Hayden was arrested twice the next day, once in Lincoln Park and again, around midnight, outside the Conrad Hilton hotel. The next day Hayden wore a disguise to avoid harassment. On 28 August, the day of the planned march to the convention center and after three days and nights of police attacks, the police once again moved in on Hayden and other Mobe leaders in Grant Park. When Mobe's co-director Rennie Davis was knocked unconscious, Hayden, furious, told the crowd that since the city would not allow them to march, they should move in small groups out of the park. "Let us make sure that if blood is going to flow, let it flow all over this city.… If we are going to be disrupted and violated, let this whole stinking city be disrupted and violated." The crowd scattered. The Illinois National Guard stopped some protesters, but a few thousand made it to the Conrad Hilton hotel, where again they were clubbed, gassed, and arrested by police. News crews filmed the chaos as the demonstrators shouted, "The whole world is watching!"

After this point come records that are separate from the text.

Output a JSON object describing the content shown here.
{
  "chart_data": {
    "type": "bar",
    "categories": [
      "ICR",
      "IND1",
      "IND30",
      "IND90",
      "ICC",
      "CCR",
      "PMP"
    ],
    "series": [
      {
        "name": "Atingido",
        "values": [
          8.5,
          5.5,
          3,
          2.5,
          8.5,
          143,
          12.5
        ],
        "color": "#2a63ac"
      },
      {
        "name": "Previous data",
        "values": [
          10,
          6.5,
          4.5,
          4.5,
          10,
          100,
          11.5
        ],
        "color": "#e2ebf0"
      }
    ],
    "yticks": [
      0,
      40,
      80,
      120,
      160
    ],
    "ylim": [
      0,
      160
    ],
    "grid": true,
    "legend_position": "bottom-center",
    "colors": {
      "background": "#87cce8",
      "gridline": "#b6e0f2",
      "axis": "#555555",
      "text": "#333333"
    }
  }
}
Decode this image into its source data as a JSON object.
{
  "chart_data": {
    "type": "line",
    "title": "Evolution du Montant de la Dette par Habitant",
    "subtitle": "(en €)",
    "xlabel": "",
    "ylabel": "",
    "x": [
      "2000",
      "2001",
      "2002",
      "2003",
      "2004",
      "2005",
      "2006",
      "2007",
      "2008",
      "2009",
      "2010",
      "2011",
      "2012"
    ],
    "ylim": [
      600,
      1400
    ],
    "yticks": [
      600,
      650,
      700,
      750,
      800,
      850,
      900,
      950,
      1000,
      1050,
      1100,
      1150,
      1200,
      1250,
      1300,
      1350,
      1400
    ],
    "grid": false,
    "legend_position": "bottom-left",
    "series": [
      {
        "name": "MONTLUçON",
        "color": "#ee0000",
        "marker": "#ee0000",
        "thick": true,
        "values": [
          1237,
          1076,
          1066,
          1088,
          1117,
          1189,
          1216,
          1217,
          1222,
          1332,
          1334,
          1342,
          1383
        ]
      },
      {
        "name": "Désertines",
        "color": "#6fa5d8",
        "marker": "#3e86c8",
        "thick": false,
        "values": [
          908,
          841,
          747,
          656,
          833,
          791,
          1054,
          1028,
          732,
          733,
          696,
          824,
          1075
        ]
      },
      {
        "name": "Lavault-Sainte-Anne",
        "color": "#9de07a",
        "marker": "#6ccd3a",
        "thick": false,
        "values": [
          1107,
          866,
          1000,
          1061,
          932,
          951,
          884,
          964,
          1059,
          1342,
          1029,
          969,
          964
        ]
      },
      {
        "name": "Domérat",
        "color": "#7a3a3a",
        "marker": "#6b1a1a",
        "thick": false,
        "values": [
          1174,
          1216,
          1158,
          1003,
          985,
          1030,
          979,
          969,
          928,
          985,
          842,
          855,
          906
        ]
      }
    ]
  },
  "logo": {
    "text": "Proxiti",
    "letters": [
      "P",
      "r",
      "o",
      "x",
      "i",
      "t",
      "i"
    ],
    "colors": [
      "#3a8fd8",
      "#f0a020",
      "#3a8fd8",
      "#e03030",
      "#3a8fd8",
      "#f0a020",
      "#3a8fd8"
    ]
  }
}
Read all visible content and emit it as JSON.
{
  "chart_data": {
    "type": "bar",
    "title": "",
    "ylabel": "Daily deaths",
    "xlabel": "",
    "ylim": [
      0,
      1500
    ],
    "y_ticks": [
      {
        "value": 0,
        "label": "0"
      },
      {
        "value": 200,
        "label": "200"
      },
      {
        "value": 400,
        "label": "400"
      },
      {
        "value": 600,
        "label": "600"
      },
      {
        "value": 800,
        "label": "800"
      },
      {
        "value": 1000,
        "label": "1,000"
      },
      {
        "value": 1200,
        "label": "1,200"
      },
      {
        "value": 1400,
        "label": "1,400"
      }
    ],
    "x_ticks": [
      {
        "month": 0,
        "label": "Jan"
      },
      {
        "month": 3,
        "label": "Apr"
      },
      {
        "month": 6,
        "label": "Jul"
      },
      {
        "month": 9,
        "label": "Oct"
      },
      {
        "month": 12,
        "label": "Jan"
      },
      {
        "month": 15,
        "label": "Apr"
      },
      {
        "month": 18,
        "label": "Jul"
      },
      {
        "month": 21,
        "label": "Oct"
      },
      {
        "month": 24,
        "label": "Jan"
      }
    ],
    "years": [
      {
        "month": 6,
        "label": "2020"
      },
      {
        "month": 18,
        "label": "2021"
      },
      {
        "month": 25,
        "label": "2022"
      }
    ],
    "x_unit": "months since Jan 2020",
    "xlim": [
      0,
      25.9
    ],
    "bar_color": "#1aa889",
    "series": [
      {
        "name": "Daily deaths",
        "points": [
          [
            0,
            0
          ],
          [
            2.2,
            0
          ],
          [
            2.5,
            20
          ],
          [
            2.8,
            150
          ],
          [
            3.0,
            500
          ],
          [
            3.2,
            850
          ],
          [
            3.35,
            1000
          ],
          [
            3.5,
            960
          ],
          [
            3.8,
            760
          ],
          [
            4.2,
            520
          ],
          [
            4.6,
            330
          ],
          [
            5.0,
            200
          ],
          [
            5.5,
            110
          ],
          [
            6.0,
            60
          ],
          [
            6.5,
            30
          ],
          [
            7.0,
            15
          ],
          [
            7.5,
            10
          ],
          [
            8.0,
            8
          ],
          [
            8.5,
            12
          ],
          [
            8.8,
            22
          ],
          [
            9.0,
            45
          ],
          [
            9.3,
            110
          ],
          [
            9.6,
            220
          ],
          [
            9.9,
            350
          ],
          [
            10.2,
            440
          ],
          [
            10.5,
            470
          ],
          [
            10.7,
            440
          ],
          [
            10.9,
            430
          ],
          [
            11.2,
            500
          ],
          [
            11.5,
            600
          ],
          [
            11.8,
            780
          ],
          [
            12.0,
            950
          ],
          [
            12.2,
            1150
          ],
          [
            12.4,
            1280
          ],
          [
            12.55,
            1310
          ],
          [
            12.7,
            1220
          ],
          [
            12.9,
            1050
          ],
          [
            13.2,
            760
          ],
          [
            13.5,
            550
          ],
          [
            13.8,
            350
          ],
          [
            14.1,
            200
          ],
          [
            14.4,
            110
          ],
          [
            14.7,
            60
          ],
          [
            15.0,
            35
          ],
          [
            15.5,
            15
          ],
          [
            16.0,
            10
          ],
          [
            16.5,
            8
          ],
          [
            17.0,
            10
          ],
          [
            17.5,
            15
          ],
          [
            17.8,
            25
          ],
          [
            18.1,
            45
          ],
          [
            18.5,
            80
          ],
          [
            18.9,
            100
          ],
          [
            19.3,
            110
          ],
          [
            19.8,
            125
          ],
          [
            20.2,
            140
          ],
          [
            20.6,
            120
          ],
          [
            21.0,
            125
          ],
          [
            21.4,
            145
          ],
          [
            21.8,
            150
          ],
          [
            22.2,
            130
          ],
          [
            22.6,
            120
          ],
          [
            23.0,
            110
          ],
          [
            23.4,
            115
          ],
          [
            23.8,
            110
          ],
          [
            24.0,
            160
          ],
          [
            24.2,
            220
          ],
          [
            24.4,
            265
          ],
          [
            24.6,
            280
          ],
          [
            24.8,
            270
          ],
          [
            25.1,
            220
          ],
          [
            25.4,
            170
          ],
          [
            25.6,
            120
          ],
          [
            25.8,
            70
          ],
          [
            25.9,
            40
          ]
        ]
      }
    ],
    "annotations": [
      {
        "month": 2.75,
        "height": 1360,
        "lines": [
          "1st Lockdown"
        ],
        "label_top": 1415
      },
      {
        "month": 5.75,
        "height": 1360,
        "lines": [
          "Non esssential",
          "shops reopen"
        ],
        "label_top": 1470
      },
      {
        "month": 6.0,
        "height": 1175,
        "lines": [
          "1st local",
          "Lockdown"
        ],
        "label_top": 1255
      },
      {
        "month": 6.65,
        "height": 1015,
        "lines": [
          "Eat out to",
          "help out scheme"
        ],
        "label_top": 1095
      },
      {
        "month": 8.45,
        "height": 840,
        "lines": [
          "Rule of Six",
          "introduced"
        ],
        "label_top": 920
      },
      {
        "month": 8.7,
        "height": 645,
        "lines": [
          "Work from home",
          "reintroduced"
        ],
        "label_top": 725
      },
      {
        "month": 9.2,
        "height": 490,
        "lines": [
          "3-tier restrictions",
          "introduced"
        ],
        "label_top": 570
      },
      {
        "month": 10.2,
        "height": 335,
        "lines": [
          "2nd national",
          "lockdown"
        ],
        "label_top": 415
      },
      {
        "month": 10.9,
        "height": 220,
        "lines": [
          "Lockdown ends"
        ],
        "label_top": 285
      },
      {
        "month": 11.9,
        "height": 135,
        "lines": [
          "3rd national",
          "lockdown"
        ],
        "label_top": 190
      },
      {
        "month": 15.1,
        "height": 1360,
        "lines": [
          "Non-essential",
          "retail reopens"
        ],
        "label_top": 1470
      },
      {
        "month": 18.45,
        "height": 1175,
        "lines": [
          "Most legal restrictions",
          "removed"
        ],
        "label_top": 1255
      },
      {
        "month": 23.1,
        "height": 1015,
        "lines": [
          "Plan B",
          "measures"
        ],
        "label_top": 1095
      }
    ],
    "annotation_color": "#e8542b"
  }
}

Hayden and seven others, known as the "Chicago Eight," were indicted for crossing state lines to incite a riot. In February 1970, following a sensational trial in which the defendants openly sparred with the judge, Hayden and four others were found guilty and sentenced to five years in prison. The convictions were overturned on appeal in 1972. On 20 January 1973 Hayden married the actress Jane Fonda, with whom he continued to work on the Indochina Peace Campaign. They divorced in 1990. Hayden lost an election bid for the U.S. Senate on the Democratic ticket in California in 1976 but was elected to the California State Assembly in 1982 and served until 1992. He also served Los Angeles as a state senator from 1992 to 1999. On 8 August 1993 Hayden married Barbara Williams; they have one son.

Few Americans personify the tumultuous decade of the 1960s like Hayden. From his 1962 authorship of the Port Huron Statement, which inspired thousands of young people in the 1960s and beyond, to his civil rights, ERAP, and antiwar activism, Hayden participated in many of the defining events of his generation and left an enduring mark.

Hayden has published eleven books, including his memoir, Reunion: A Memoir (1988). Biographical information about Hayden is in Kirkpatrick Sale, SDS: Ten Years Toward a Revolution (1973); David DeLeon, Leaders from the 1960s: A Biographical Sourcebook of American Activism (1994); and Hayden's personal website at http://www.tomhayden.com. Information about Hayden's activities in the SDS and the Chicago protests and trial is in Todd Gitlin, The Sixties: Years of Hope, Days of Rage (1987); Maurice Isserman, If I Had a Hammer: The Death of the Old Left and the Birth of the New Left (1987); James E. Miller, Democracy Is in the Streets: From Port Huron to the Siege of Chicago (1987); David Farber, Chicago '68 (1988); and Terry H. Anderson, The Movement and the Sixties: Protest in America from Greensboro to Wounded Knee (1995). SDS's papers are available on microfilm and are deposited at the University of Wisconsin.